1st & 2nd Grade Books > Grandpa Sabih

Grandpa Sabih

Written by: Tami Shem-Tov / Illustrated by: Shimrit Elkanati / Publisher: Kinneret

Distribution: January 2018

Keren and Or are confused, is their grandfather named after a dish? They ask Grandfather, and his surprising answer teaches them about the immigration to Israel and the acclimatization of new immigrants in the early years of the state.

Family Activities

 Or, Keren, Sabich, Richelle – we each have a name, and each name has its own meaning.  


Classroom Activities

Dear Parents,

 Or, Keren, Sabich, Richelle – we each have a name, and each name has its own meaning.

Our name is an important factor in our identity as we and others' see it. When we meet new friends, the first detail we discover about them is their name; and when babies are born, people immediately ask what their parents named them.

The Midrash says a person receives several names:

"שְׁלשָׁה שֵׁמוֹת נִקְרְאוּ לוֹ לָאָדָם: אֶחָד מַה שֶּׁקּוֹרְאִים לוֹ אָבִיו וְאִמּוֹ, וְאֶחָד מַה שֶּׁקּוֹרְאִים לוֹ בְּנֵי אָדָם, וְאֶחָד מַה שֶּׁקּוֹנֶה הוּא לְעַצְמוֹ. טוֹב מִכֻּלָּם מַה שֶּׁקּוֹנֶה הוּא לְעַצְמוֹ" (תנחומא ויקהל א)

"There are three names by which a person is called: one which their father and mother call them, one which people call them, and one which they earn for themselves. The best one of all is the one they earn for themselves" (Midrash Tanhuma Vayakhel A)

On the path to discovering the meaning behind Grandpa Sabich's name, Keren and Or are told about Olim – new immigrants – and how they came to Israel and settled here in its early days.


Kibbutz Galuyot – The Gathering of Israel from Exile

The prayer and hope that G-d will gather all Jews from all corners of the Earth and bring them to Eretz Yisrael has its roots in biblical prophecies, and is the basis of the Zionist vision. Over the years many new immigrants have come to Israel from across the globe, and made it their home. With them they bring different customs, languages, and culture, as well as special dishes. Integrating into a new place changes people, and affects their new surroundings. What do we choose to hold onto? What should we leave behind? These questions have been a topic for keen discourse since the State of Israel was established, and the answers seem to change from one family and generation to the next.

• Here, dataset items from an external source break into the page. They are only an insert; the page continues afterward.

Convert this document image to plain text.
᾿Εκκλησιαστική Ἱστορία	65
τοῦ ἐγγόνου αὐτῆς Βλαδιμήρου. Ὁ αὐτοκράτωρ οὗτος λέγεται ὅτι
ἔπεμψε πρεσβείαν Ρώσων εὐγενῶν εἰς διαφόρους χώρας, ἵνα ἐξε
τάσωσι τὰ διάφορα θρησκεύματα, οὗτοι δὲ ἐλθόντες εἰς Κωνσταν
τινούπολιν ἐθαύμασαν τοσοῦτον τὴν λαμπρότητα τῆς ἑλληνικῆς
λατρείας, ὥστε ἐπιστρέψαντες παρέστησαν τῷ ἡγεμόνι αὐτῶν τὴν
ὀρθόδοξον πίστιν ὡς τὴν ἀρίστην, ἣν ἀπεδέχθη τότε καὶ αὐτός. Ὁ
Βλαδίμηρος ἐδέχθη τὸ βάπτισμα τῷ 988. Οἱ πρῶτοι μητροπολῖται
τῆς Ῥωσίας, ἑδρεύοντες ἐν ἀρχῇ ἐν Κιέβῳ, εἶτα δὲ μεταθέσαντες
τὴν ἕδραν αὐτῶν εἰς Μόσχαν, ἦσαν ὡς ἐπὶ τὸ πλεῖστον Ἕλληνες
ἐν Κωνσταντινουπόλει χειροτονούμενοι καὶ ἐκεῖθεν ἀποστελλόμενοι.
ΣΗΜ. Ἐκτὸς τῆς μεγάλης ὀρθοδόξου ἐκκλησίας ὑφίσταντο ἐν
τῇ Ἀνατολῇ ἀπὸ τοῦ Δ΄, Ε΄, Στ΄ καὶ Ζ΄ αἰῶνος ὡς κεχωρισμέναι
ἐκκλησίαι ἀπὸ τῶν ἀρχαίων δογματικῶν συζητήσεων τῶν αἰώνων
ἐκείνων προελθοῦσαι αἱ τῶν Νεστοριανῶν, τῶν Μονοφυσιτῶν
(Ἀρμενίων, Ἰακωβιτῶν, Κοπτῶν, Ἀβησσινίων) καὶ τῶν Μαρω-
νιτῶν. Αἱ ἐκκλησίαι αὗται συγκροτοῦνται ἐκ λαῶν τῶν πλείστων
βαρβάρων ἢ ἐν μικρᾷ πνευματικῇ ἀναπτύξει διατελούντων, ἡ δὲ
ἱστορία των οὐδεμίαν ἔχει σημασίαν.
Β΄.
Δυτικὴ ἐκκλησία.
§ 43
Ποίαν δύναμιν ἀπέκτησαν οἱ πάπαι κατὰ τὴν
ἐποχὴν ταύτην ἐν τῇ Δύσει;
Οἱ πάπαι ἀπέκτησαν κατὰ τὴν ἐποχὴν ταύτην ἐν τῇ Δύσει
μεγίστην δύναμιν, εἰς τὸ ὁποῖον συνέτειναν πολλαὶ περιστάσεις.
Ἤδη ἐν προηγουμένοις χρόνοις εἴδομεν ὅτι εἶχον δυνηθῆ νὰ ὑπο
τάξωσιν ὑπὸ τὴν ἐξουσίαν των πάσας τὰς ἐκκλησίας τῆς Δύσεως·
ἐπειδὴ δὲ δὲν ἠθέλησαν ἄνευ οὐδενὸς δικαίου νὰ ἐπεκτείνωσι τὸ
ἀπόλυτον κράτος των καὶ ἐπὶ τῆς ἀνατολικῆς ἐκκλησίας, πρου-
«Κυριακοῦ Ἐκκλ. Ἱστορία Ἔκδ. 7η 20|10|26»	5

Enjoy reading and discussing the book together!

פעילות בחיק המשפחה

  • Did you know where the name Sabich originated before reading this story? What do you know about your own family members' names? Are they biblical? Are any of you named after a relative? Perhaps, like Sabba Sabich, your name or your child's comes from a foreign language? You may want to discuss your names, their origin and meaning together, and tell your child what made you choose their name for them. Perhaps your child would enjoy making a decorated sign with their name on it, and hang it on their bedroom door.
  • Sabba Sabich came to Israel from Iraq. Where did your family come from? How long has your family been living in Israel? Which country did it come from? Perhaps you could make a world map, and draw arrows on it denoting the path travelled by your family until their arrival in Israel. You may wish to share your own immigration stories with your child, or those of their grandparents. What did you like about the country you came from? What do you like about Israel? What sort of hardships and successes did you experience? Has any member of your family changed their name upon arrival in Israel?
  • Sabba Sabich says each community brought with it "a language, songs, names, and traditions" You may want to teach your child a few words in the language spoken by their grandparents. Together you could recollect special customs and songs, which you could teach and sing with your child. They could also read this book with older members of the family, such as uncles, aunts, or grandparents. Perhaps by doing so they will be told more family stories they had not heard before.
  • Do you make Sabich for breakfast? Pizza, falafel, kreplach, Jahnun... Which dishes are typical of your community? You may enjoy preparing a special meal together consisting of dishes typical to your family's place of origin. You could teach your child how to make traditional food, and even create a family cookbook.
  • Join Keren and Or in making Sabich together!   Ingredients for home-made Sabich Hard-boiled eggs Sliced, fried eggplant Finely chopped salad Pitta bread Hot sauce (Schug), Amchur (Amba) (optional) Hummus Tahini Method: Peel the eggs (ask your child to look for the description in the book!), place one pitta bread on a plate and put hummus on it, with or without hot sauce (schug) or amchur (amba). Add the eggplant, sliced egg, and salad. Season with salt and pepper, and put a spoonful of tahini on top. Bon Appetit!